I've done a lot of pinhole photography many years ago. Got the idea from an article in RMC, where the author did something like you did. I took a different route, using a Vivitar 28mm lens that was totally manual and that I was no longer using. I made the pinhole in a strip of shim brass with a small drill, then sanded down around the hole to make it even thinner. Blackened it with a felt pen. The rear element of the lens was easily removed, and I used CA to glue the strip just before the lens' aperture blades. It worked the same as yours does, view and compose with the lens wide open, close it down so light only passes through the pinhole aperture.
I was using Canon film cameras at the time (AE-1, AE-1P, later A-1's), shooting both black and white and color slides. I found that doubling the exposure given by the camera seemed to work out about right most of the time.
A friend who used Pentax film cameras made a pinhole in a disk of thin sheet brass and taped it to the rear element of one of his lenses, it worked good for him too. It did not work on my Canon lenses. The problem with this method is he needed to view the scene through the pinhole, and the image was quite dim. He'd place a dark towel over his head to keep the light out.
I had a lot of success with my pinhole lens, having many of my photos printed in the model press in the mid-late 1980's, including several cover photos. One pinhole shot won me first place in Model Railroader's annual photo contest, March 1989. When I took similar scenes with the pinhole lens and with a regular Canon lens, the Canon shot was always sharper, but looking at the pinhole photos they seemed OK on their own. I later used Canon 24mm and 28mm wide angle lenses for my close up photos.
When I switched to Canon digital SLRs about 10 years ago, I could not get the same results with the pinhole lens. Canon cameras had (and most consumer grade ones still do) sensors that were smaller than a 35mm frame. So only about 60% of the light from the center of the lens is recorded by the sensor. This made the pinhole shots way less sharp than I achieved on film.
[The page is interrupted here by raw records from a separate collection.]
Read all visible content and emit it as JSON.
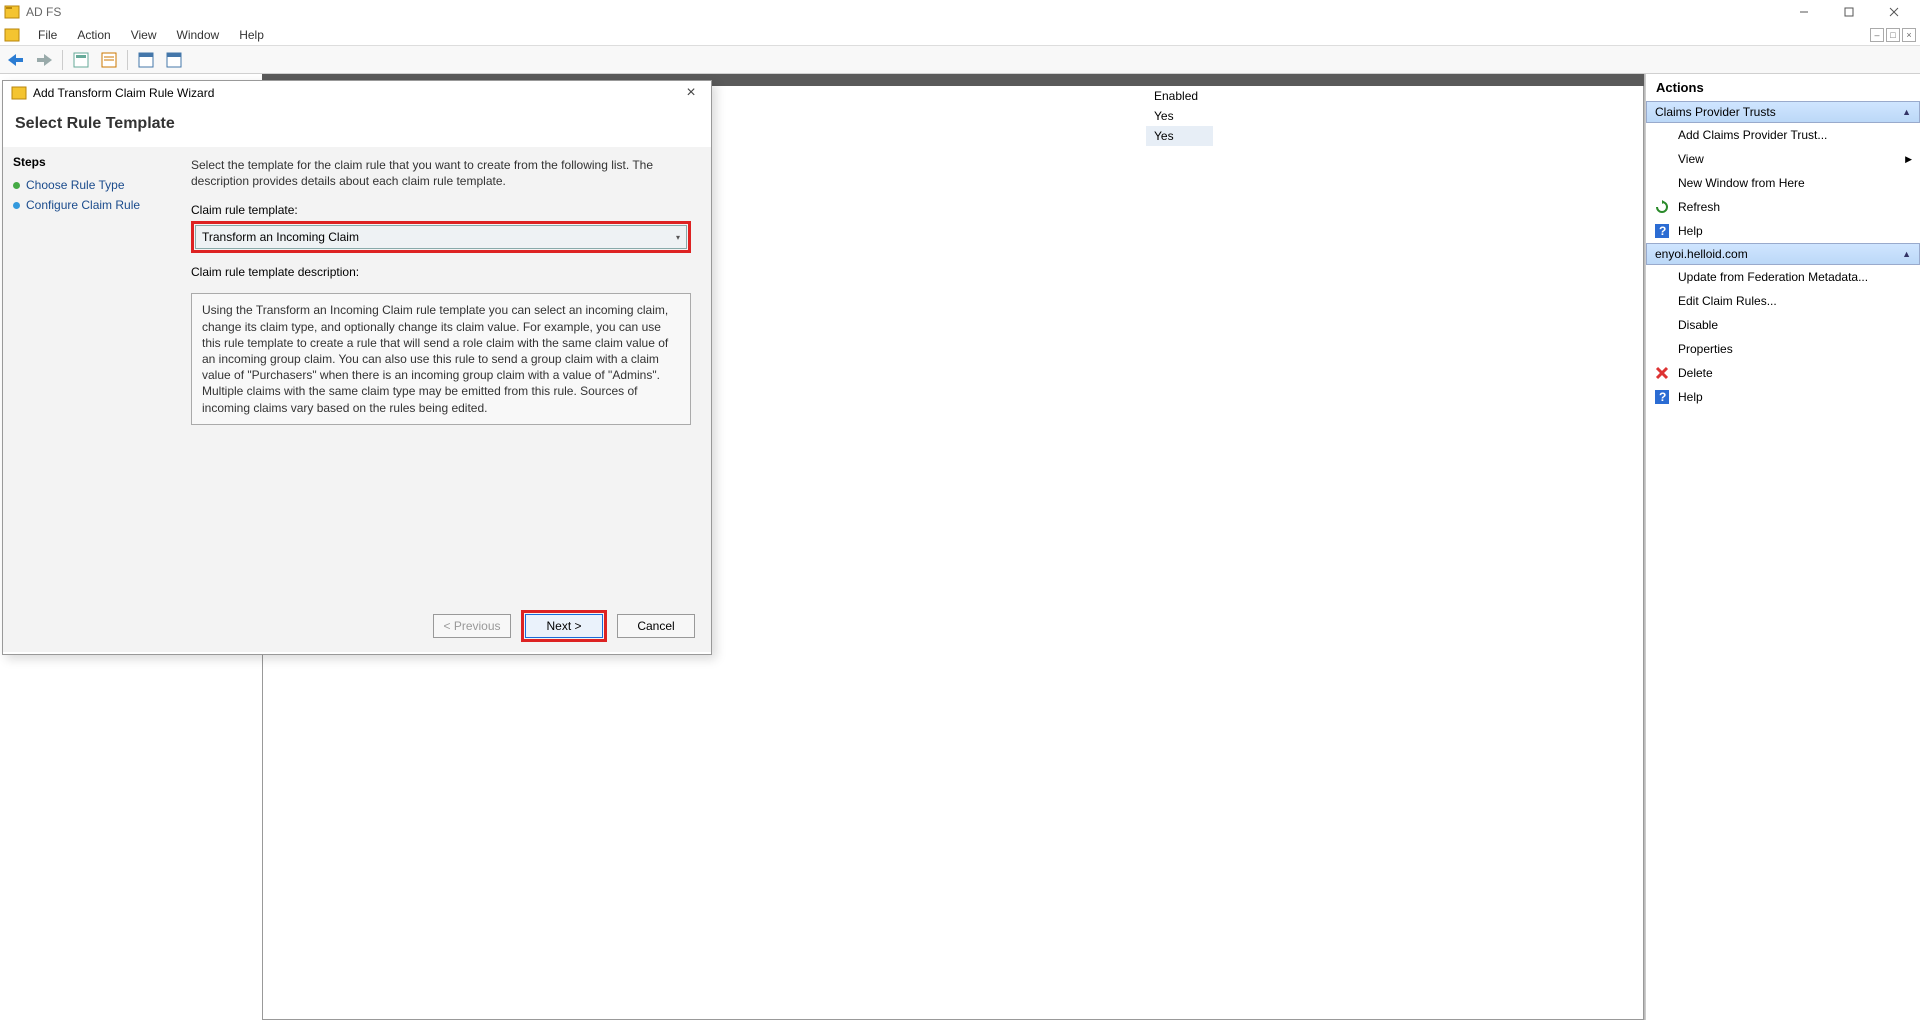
{
  "window": {
    "title": "AD FS"
  },
  "menubar": {
    "items": [
      "File",
      "Action",
      "View",
      "Window",
      "Help"
    ]
  },
  "mainlist": {
    "header": "Enabled",
    "rows": [
      "Yes",
      "Yes"
    ]
  },
  "actions": {
    "title": "Actions",
    "section1": {
      "header": "Claims Provider Trusts",
      "items": [
        {
          "icon": "",
          "label": "Add Claims Provider Trust..."
        },
        {
          "icon": "",
          "label": "View",
          "arrow": true
        },
        {
          "icon": "",
          "label": "New Window from Here"
        },
        {
          "icon": "refresh",
          "label": "Refresh"
        },
        {
          "icon": "help",
          "label": "Help"
        }
      ]
    },
    "section2": {
      "header": "enyoi.helloid.com",
      "items": [
        {
          "icon": "",
          "label": "Update from Federation Metadata..."
        },
        {
          "icon": "",
          "label": "Edit Claim Rules..."
        },
        {
          "icon": "",
          "label": "Disable"
        },
        {
          "icon": "",
          "label": "Properties"
        },
        {
          "icon": "delete",
          "label": "Delete"
        },
        {
          "icon": "help",
          "label": "Help"
        }
      ]
    }
  },
  "wizard": {
    "title": "Add Transform Claim Rule Wizard",
    "header": "Select Rule Template",
    "steps_title": "Steps",
    "steps": [
      {
        "label": "Choose Rule Type",
        "active": true
      },
      {
        "label": "Configure Claim Rule",
        "active": false
      }
    ],
    "instruction": "Select the template for the claim rule that you want to create from the following list. The description provides details about each claim rule template.",
    "combo_label": "Claim rule template:",
    "combo_value": "Transform an Incoming Claim",
    "desc_label": "Claim rule template description:",
    "desc_text": "Using the Transform an Incoming Claim rule template you can select an incoming claim, change its claim type, and optionally change its claim value.  For example, you can use this rule template to create a rule that will send a role claim with the same claim value of an incoming group claim.  You can also use this rule to send a group claim with a claim value of \"Purchasers\" when there is an incoming group claim with a value of \"Admins\".  Multiple claims with the same claim type may be emitted from this rule.  Sources of incoming claims vary based on the rules being edited.",
    "buttons": {
      "previous": "< Previous",
      "next": "Next >",
      "cancel": "Cancel"
    }
  }
}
My partial solution was to use an extreme wide angle lens for my similar close up shots. I use a Tamron 11-18mm lens at 11mm, shooting at f/22. I can't get in as close as I could with the pinhole lens, but I just crop out the foreground and they're pretty good. I duplicated my contest winning photo from MR digitally, and it is pretty close.
Hope you have as much fun as I did using my pinhole aperture equipped lens!